Sunday, January 07, 2007

 

Testing new Teamwork releases

There are several popular/hype theories and beliefs spread in the JEE world which we don't subscribe to in our web development: notably MVC and the tags/xml world in interface constructions. A further diffused superstition is the belief in code-based testing, or building application tests by writing further code (many share this skepticism, for example see webtest.canoo.com).

But this does not mean we do not believe in testing, on the contrary, testing is crucial in releasing reliable applications. And as Teamwork is getting wider adoption, not breaking adopted versions with new releases is becoming crucial for the survival of our product.

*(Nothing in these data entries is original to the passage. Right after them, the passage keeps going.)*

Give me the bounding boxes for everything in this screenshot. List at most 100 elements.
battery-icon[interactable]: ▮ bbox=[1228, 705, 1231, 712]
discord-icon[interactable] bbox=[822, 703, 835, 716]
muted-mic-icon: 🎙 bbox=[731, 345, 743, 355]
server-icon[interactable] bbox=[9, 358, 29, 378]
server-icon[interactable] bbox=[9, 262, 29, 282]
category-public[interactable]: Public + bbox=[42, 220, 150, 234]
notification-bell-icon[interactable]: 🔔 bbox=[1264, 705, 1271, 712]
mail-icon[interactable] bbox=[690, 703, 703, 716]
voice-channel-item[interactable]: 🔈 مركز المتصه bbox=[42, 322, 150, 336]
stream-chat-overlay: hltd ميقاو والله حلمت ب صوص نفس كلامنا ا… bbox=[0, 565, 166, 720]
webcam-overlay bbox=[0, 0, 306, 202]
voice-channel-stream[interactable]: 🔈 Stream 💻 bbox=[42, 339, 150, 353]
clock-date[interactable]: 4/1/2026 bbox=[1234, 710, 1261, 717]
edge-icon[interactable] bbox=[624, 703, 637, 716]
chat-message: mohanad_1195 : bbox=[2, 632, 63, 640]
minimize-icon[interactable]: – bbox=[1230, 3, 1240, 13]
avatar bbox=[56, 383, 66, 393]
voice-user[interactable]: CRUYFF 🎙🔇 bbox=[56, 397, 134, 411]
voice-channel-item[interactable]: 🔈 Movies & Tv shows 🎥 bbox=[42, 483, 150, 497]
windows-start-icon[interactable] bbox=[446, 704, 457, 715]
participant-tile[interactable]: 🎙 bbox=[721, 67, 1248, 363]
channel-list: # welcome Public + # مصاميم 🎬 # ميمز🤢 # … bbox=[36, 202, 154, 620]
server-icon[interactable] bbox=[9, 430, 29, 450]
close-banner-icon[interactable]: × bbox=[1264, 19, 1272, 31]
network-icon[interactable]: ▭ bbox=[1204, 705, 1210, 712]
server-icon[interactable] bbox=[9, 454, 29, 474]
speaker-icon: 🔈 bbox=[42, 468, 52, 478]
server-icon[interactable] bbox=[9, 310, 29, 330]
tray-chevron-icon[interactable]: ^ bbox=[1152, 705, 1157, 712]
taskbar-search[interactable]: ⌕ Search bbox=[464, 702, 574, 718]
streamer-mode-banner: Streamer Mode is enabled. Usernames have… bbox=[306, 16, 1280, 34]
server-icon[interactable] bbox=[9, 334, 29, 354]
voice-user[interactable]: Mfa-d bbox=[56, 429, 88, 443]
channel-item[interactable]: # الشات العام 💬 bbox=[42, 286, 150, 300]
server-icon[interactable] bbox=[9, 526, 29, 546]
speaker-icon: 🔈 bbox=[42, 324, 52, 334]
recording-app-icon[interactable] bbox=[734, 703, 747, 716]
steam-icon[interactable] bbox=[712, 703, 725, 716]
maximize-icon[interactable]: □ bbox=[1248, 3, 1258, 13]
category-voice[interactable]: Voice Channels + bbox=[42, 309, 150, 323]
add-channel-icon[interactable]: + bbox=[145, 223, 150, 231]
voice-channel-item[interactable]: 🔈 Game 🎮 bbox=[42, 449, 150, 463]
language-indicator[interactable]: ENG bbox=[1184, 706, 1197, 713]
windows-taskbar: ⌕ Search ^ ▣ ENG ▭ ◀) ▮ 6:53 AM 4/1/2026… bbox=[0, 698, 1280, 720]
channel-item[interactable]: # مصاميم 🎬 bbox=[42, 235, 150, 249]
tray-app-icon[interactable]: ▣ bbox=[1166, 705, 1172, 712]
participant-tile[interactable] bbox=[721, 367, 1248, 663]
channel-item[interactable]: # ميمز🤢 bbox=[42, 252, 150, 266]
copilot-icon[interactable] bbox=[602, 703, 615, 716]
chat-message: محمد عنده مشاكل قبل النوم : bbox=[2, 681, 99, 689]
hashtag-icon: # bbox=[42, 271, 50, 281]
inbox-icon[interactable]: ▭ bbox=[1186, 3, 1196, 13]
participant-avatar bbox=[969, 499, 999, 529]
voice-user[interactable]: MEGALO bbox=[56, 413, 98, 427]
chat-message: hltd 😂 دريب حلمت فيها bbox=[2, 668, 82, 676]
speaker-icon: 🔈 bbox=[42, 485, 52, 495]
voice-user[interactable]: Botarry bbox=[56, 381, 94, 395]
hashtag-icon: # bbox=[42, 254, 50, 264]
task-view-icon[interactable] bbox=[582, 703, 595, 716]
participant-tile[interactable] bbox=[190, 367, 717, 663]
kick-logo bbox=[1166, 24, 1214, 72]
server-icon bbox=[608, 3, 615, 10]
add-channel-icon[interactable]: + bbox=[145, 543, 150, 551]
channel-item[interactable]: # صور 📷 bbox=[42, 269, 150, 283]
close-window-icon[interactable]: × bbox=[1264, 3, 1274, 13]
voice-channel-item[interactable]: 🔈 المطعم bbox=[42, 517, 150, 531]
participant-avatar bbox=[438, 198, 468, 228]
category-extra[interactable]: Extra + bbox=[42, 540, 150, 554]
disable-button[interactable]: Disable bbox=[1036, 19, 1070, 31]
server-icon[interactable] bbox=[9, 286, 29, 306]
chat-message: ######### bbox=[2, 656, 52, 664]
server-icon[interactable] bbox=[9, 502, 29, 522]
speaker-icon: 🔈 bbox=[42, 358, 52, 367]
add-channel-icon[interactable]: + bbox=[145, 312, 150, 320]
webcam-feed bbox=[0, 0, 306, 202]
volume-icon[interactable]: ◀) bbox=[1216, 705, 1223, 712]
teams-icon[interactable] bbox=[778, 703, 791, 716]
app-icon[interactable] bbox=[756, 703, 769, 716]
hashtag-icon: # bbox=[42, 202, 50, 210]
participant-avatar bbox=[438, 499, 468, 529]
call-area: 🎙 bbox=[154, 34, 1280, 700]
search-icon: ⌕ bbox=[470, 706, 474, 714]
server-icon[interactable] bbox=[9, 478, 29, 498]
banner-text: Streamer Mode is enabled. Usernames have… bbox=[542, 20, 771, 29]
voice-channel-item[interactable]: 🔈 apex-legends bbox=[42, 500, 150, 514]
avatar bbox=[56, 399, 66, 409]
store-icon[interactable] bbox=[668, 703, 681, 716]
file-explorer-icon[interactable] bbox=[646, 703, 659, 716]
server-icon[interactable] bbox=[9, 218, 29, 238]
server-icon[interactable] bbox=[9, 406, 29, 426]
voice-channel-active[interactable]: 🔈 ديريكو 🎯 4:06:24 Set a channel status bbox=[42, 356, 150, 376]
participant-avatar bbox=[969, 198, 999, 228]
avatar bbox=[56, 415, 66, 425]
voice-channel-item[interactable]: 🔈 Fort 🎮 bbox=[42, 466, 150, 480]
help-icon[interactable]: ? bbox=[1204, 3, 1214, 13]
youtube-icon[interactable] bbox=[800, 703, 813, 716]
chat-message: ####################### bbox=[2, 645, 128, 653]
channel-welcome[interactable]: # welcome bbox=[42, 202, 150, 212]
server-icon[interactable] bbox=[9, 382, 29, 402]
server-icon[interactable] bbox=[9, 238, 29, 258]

We have used extensively hallway testing; for us, a test makes sense if it is not done by the developers, and is performed on the user interface, not on the code. This is particularly true in the case of a web application, where the interface support changes in time and is not uniquely determined. Moreover the application behavior can be quite different depending on the browser, operating system and database used. To test an application like Teamwork, can mean testing several combinations for each page, hence resulting in several thousand tests, multiplied to the number of platform/db combinations. So we needed to somehow persist the tests done, and to make it possible to run thousands of them by one-click. We first checked

1. httpunit, but it’s based on the idea of writing tests in code, discarded,

and

2. htmlunit and watij.com , which rely on the assumption that you can automate finding links on a page, but this was partly true several years ago, though incredibly hard, and is impossible in a contemporary application like Teamwork which may any time alter the DOM by creating a link, so this too was discarded.

Going our way.

There are many many other tools, but the problem is how to ease the pain of recording structured information over Http request, and our framework knows how to do this for its own applications. So we extended our in-house practical-in-the-extreme development platform with a web based test recording and playing framework.

Our tests have a web based management interface, support composition, and are stored through Hibernate persistence on a separate database.

You can create and refer to variables, you can write assertions using the beanshell scripting language - we used bsh instead of JDK 6' inner scripting framework as the latter does not yes support Java-like syntax and is a bit unstable.